To search for an image like how a human editor does, we trained a multi-layer document retrieval RNN model as an image search engine. This engine grasps an image by comparing the text-similarity between the image’s description and the news content.
Now, our AI reporter Copycat can not only copy the images from the original post, but also can find a related image when needed.
The figure is auto-selected by Copycat based on text content
More to Come
The original categories on PTT and the topic extracted by Copycat are useful tags for people to find related news articles. The discussion and re-posts on the forum are potential data to show further and different standpoints of certain topics.

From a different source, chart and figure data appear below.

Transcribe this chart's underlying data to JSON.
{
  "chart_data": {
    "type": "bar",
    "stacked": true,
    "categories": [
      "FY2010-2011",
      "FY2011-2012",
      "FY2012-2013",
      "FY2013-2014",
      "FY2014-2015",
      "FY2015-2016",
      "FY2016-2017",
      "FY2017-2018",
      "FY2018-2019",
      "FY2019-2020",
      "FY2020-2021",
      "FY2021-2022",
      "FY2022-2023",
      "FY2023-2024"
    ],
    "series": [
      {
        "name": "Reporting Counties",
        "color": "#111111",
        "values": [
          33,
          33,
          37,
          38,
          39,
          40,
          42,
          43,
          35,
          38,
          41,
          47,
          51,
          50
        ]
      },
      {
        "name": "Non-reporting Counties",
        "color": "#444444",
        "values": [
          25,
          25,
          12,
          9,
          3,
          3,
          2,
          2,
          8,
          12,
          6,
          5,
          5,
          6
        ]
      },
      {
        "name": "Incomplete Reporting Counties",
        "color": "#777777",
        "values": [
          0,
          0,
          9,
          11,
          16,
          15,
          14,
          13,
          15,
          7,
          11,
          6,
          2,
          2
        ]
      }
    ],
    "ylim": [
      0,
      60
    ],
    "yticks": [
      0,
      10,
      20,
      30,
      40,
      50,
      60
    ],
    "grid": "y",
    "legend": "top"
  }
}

After importing our face and speech recognition module, Copycat can search for celebrities’ comment related to specific topic all over video clips on the Internet. This news knowledge graph can also benefit human-reporters.
We believe that artificial intelligence will be a support rather than a threat to help reporter produce news with higher quality. By automating the process of picking topics and generate articles online, reporters can move the needle on the content generation process and focus on creating insights or stories for readers.
Copycat is constantly improving and on the way to become a better reporter.